This was presented in a PyData meetup in Nov 2017.
the notebook above can be self-explanatory but feel free to continue reading
Using SVC to rank items from pairwise comparisons. Pairwise comparisons are comparisons collected from human annotators (for example) for pairs of items/objects based on a certain quality of these items (which restaurant is better for example based on food quality for example). These pairwise comparisons over a large set of items (restautants) can be used to generate rankings of these restaurants.
This is a demo which conducts a simulation of ranking from these pairwise comparisons using SVCs. the simulation assumes a list of items [1, 2, 3, ... , N]

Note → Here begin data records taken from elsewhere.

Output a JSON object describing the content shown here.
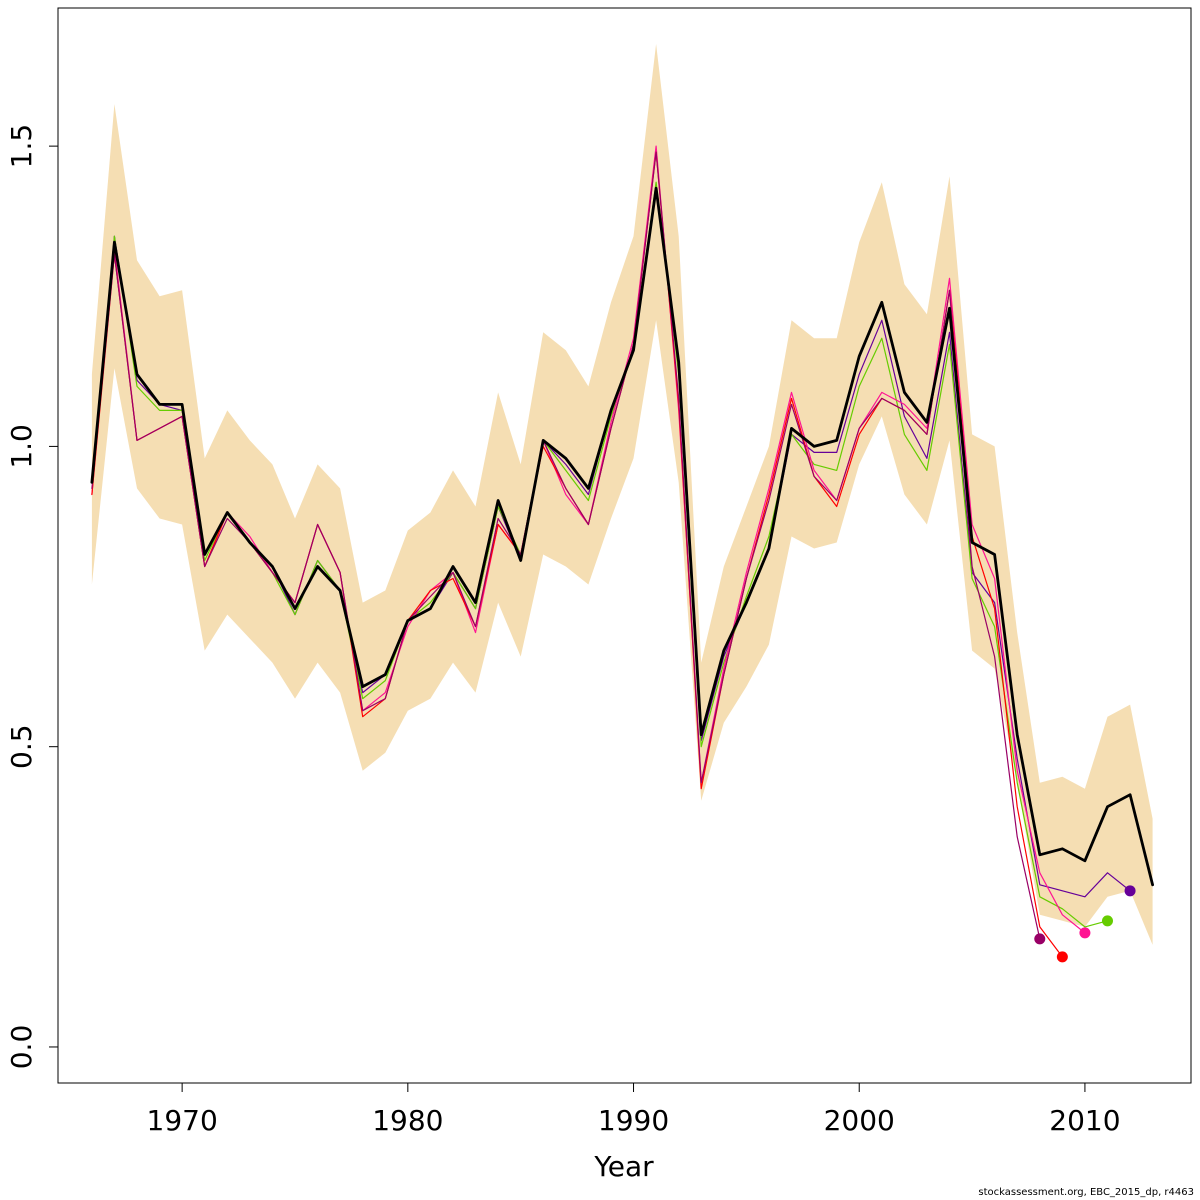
{
  "chart_data": {
    "type": "line",
    "title": "",
    "xlabel": "Year",
    "ylabel": "",
    "xlim": [
      1964.5,
      2014.7
    ],
    "ylim": [
      -0.06,
      1.73
    ],
    "x_ticks": [
      1970,
      1980,
      1990,
      2000,
      2010
    ],
    "x_tick_labels": [
      "1970",
      "1980",
      "1990",
      "2000",
      "2010"
    ],
    "y_ticks": [
      0.0,
      0.5,
      1.0,
      1.5
    ],
    "y_tick_labels": [
      "0.0",
      "0.5",
      "1.0",
      "1.5"
    ],
    "grid": false,
    "legend": "none",
    "colors": {
      "band": "#f5deb3",
      "main": "#000000",
      "peel_green": "#66cc00",
      "peel_purple": "#660099",
      "peel_magenta": "#ff1493",
      "peel_red": "#ff0000",
      "peel_plum": "#990066"
    },
    "band": {
      "x": [
        1966,
        1967,
        1968,
        1969,
        1970,
        1971,
        1972,
        1973,
        1974,
        1975,
        1976,
        1977,
        1978,
        1979,
        1980,
        1981,
        1982,
        1983,
        1984,
        1985,
        1986,
        1987,
        1988,
        1989,
        1990,
        1991,
        1992,
        1993,
        1994,
        1995,
        1996,
        1997,
        1998,
        1999,
        2000,
        2001,
        2002,
        2003,
        2004,
        2005,
        2006,
        2007,
        2008,
        2009,
        2010,
        2011,
        2012,
        2013
      ],
      "upper": [
        1.12,
        1.57,
        1.31,
        1.25,
        1.26,
        0.98,
        1.06,
        1.01,
        0.97,
        0.88,
        0.97,
        0.93,
        0.74,
        0.76,
        0.86,
        0.89,
        0.96,
        0.9,
        1.09,
        0.97,
        1.19,
        1.16,
        1.1,
        1.24,
        1.35,
        1.67,
        1.35,
        0.64,
        0.8,
        0.9,
        1.0,
        1.21,
        1.18,
        1.18,
        1.34,
        1.44,
        1.27,
        1.22,
        1.45,
        1.02,
        1.0,
        0.69,
        0.44,
        0.45,
        0.43,
        0.55,
        0.57,
        0.38
      ],
      "lower": [
        0.77,
        1.13,
        0.93,
        0.88,
        0.87,
        0.66,
        0.72,
        0.68,
        0.64,
        0.58,
        0.64,
        0.59,
        0.46,
        0.49,
        0.56,
        0.58,
        0.64,
        0.59,
        0.74,
        0.65,
        0.82,
        0.8,
        0.77,
        0.88,
        0.98,
        1.21,
        0.94,
        0.41,
        0.54,
        0.6,
        0.67,
        0.85,
        0.83,
        0.84,
        0.97,
        1.05,
        0.92,
        0.87,
        1.01,
        0.66,
        0.63,
        0.44,
        0.22,
        0.21,
        0.2,
        0.25,
        0.26,
        0.17
      ]
    },
    "series": [
      {
        "x": [
          1966,
          1967,
          1968,
          1969,
          1970,
          1971,
          1972,
          1973,
          1974,
          1975,
          1976,
          1977,
          1978,
          1979,
          1980,
          1981,
          1982,
          1983,
          1984,
          1985,
          1986,
          1987,
          1988,
          1989,
          1990,
          1991,
          1992,
          1993,
          1994,
          1995,
          1996,
          1997,
          1998,
          1999,
          2000,
          2001,
          2002,
          2003,
          2004,
          2005,
          2006,
          2007,
          2008,
          2009,
          2010,
          2011,
          2012,
          2013
        ],
        "values": [
          0.94,
          1.34,
          1.12,
          1.07,
          1.07,
          0.82,
          0.89,
          0.84,
          0.8,
          0.73,
          0.8,
          0.76,
          0.6,
          0.62,
          0.71,
          0.73,
          0.8,
          0.74,
          0.91,
          0.81,
          1.01,
          0.98,
          0.93,
          1.06,
          1.16,
          1.43,
          1.14,
          0.52,
          0.66,
          0.74,
          0.83,
          1.03,
          1.0,
          1.01,
          1.15,
          1.24,
          1.09,
          1.04,
          1.23,
          0.84,
          0.82,
          0.52,
          0.32,
          0.33,
          0.31,
          0.4,
          0.42,
          0.27
        ],
        "color": "#000000",
        "width": 2.8,
        "endpoint": false
      },
      {
        "x": [
          1966,
          1967,
          1968,
          1969,
          1970,
          1971,
          1972,
          1973,
          1974,
          1975,
          1976,
          1977,
          1978,
          1979,
          1980,
          1981,
          1982,
          1983,
          1984,
          1985,
          1986,
          1987,
          1988,
          1989,
          1990,
          1991,
          1992,
          1993,
          1994,
          1995,
          1996,
          1997,
          1998,
          1999,
          2000,
          2001,
          2002,
          2003,
          2004,
          2005,
          2006,
          2007,
          2008,
          2009,
          2010,
          2011,
          2012
        ],
        "values": [
          0.94,
          1.35,
          1.11,
          1.07,
          1.06,
          0.82,
          0.89,
          0.84,
          0.8,
          0.72,
          0.81,
          0.76,
          0.59,
          0.62,
          0.71,
          0.73,
          0.79,
          0.73,
          0.9,
          0.81,
          1.01,
          0.97,
          0.92,
          1.06,
          1.16,
          1.43,
          1.13,
          0.51,
          0.65,
          0.74,
          0.83,
          1.02,
          0.99,
          0.99,
          1.12,
          1.21,
          1.05,
          0.98,
          1.19,
          0.79,
          0.74,
          0.48,
          0.27,
          0.26,
          0.25,
          0.29,
          0.26
        ],
        "color": "#660099",
        "width": 1.2,
        "endpoint": true
      },
      {
        "x": [
          1966,
          1967,
          1968,
          1969,
          1970,
          1971,
          1972,
          1973,
          1974,
          1975,
          1976,
          1977,
          1978,
          1979,
          1980,
          1981,
          1982,
          1983,
          1984,
          1985,
          1986,
          1987,
          1988,
          1989,
          1990,
          1991,
          1992,
          1993,
          1994,
          1995,
          1996,
          1997,
          1998,
          1999,
          2000,
          2001,
          2002,
          2003,
          2004,
          2005,
          2006,
          2007,
          2008,
          2009,
          2010,
          2011
        ],
        "values": [
          0.94,
          1.35,
          1.1,
          1.06,
          1.06,
          0.81,
          0.89,
          0.84,
          0.79,
          0.72,
          0.81,
          0.76,
          0.58,
          0.61,
          0.71,
          0.74,
          0.79,
          0.73,
          0.9,
          0.82,
          1.01,
          0.96,
          0.91,
          1.05,
          1.16,
          1.44,
          1.12,
          0.5,
          0.64,
          0.75,
          0.85,
          1.02,
          0.97,
          0.96,
          1.1,
          1.18,
          1.02,
          0.96,
          1.17,
          0.78,
          0.7,
          0.44,
          0.25,
          0.23,
          0.2,
          0.21
        ],
        "color": "#66cc00",
        "width": 1.2,
        "endpoint": true
      },
      {
        "x": [
          1966,
          1967,
          1968,
          1969,
          1970,
          1971,
          1972,
          1973,
          1974,
          1975,
          1976,
          1977,
          1978,
          1979,
          1980,
          1981,
          1982,
          1983,
          1984,
          1985,
          1986,
          1987,
          1988,
          1989,
          1990,
          1991,
          1992,
          1993,
          1994,
          1995,
          1996,
          1997,
          1998,
          1999,
          2000,
          2001,
          2002,
          2003,
          2004,
          2005,
          2006,
          2007,
          2008,
          2009,
          2010
        ],
        "values": [
          0.92,
          1.33,
          1.01,
          1.03,
          1.05,
          0.8,
          0.89,
          0.85,
          0.79,
          0.74,
          0.87,
          0.79,
          0.56,
          0.59,
          0.7,
          0.76,
          0.79,
          0.69,
          0.87,
          0.82,
          1.01,
          0.92,
          0.87,
          1.04,
          1.18,
          1.5,
          1.06,
          0.44,
          0.63,
          0.79,
          0.93,
          1.09,
          0.96,
          0.91,
          1.03,
          1.09,
          1.07,
          1.03,
          1.28,
          0.87,
          0.78,
          0.46,
          0.29,
          0.22,
          0.19
        ],
        "color": "#ff1493",
        "width": 1.2,
        "endpoint": true
      },
      {
        "x": [
          1966,
          1967,
          1968,
          1969,
          1970,
          1971,
          1972,
          1973,
          1974,
          1975,
          1976,
          1977,
          1978,
          1979,
          1980,
          1981,
          1982,
          1983,
          1984,
          1985,
          1986,
          1987,
          1988,
          1989,
          1990,
          1991,
          1992,
          1993,
          1994,
          1995,
          1996,
          1997,
          1998,
          1999,
          2000,
          2001,
          2002,
          2003,
          2004,
          2005,
          2006,
          2007,
          2008,
          2009
        ],
        "values": [
          0.92,
          1.32,
          1.01,
          1.03,
          1.05,
          0.8,
          0.89,
          0.84,
          0.79,
          0.74,
          0.87,
          0.79,
          0.55,
          0.58,
          0.71,
          0.76,
          0.78,
          0.7,
          0.87,
          0.82,
          1.0,
          0.93,
          0.87,
          1.03,
          1.17,
          1.49,
          1.07,
          0.43,
          0.62,
          0.78,
          0.92,
          1.08,
          0.95,
          0.9,
          1.02,
          1.08,
          1.06,
          1.02,
          1.26,
          0.85,
          0.73,
          0.4,
          0.2,
          0.15
        ],
        "color": "#ff0000",
        "width": 1.2,
        "endpoint": true
      },
      {
        "x": [
          1966,
          1967,
          1968,
          1969,
          1970,
          1971,
          1972,
          1973,
          1974,
          1975,
          1976,
          1977,
          1978,
          1979,
          1980,
          1981,
          1982,
          1983,
          1984,
          1985,
          1986,
          1987,
          1988,
          1989,
          1990,
          1991,
          1992,
          1993,
          1994,
          1995,
          1996,
          1997,
          1998,
          1999,
          2000,
          2001,
          2002,
          2003,
          2004,
          2005,
          2006,
          2007,
          2008
        ],
        "values": [
          0.93,
          1.32,
          1.01,
          1.03,
          1.05,
          0.8,
          0.88,
          0.84,
          0.79,
          0.74,
          0.87,
          0.79,
          0.56,
          0.58,
          0.71,
          0.75,
          0.79,
          0.7,
          0.88,
          0.82,
          1.01,
          0.93,
          0.87,
          1.03,
          1.17,
          1.49,
          1.08,
          0.44,
          0.62,
          0.78,
          0.91,
          1.07,
          0.95,
          0.91,
          1.03,
          1.08,
          1.06,
          1.02,
          1.26,
          0.8,
          0.65,
          0.35,
          0.18
        ],
        "color": "#990066",
        "width": 1.2,
        "endpoint": true
      }
    ]
  },
  "footer": {
    "note": "stockassessment.org, EBC_2015_dp, r4463"
  }
}
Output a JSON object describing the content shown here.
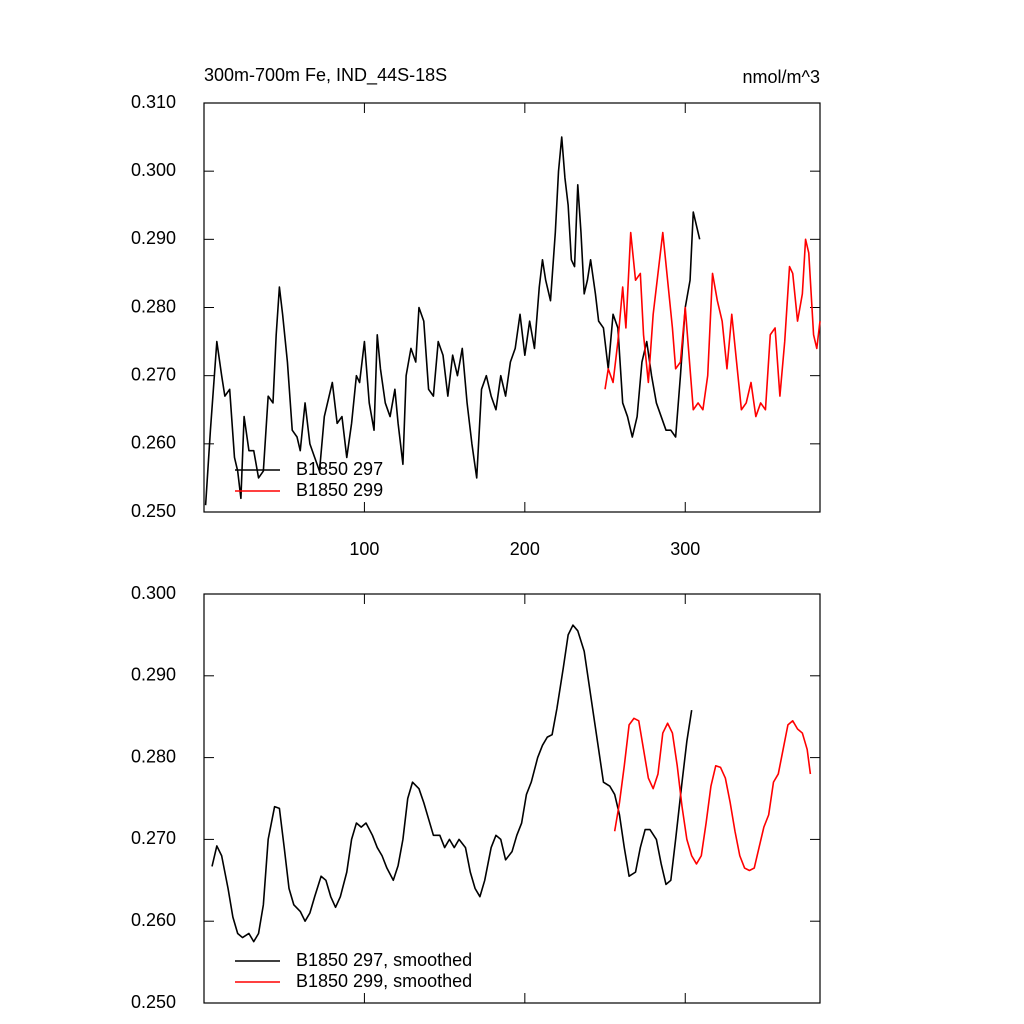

which are a ground truth ranking. We observe a partial set of the total n * ( n - 1 ) / 2
possible comparisons between the items (with some random noise), and generate the rankings using SVC and then compare with the original ranking using spearman's correlation.
For example, the following is an input to the Algorithm:
item_1 | item_2 | comparisons result (1 means item_1 is better and vise versa) |
---|---|---|
3 | 4 | 1 |
2 | 5 | -1 |
2 | 5 | 1 |
5 | 9 | 1 |
... | ... | ... |
And the following is the output:
item | rank |
---|---|
3 | 1 |
5 | 2 |
1 | 3 |
... | ... |
In this work, we conduct a simulation by randomally generating pairwise comparisons with added noise using the following steps. the notebook is also self-explanatory:
each pair is represented as a vector with a length equal to the number of items (N). For example:
[1, 0, 0, 0, -1]
is a vector representing a pair (0, 4)
. And the output of the pairwise comparison of this pair is [1]
as we assume 0
is "better" than 4
.
Randomly lie about a percentage of the pairs preference i.e. convert [1]
to [-1]
in some of the target class labels.
SVCs like many classifiers like balanced class labels. We do that by randomly flipping pairs and their target classes.
Generate the Ranks and compare with the ground truth using spearman's correlation.
At the end, it is possible to check the expected ranking reliability by conducting further simulations and checking the number of times a ranking agrees with a certain comparison. This is important to decide how far to trust the data when evaluating systems using this data.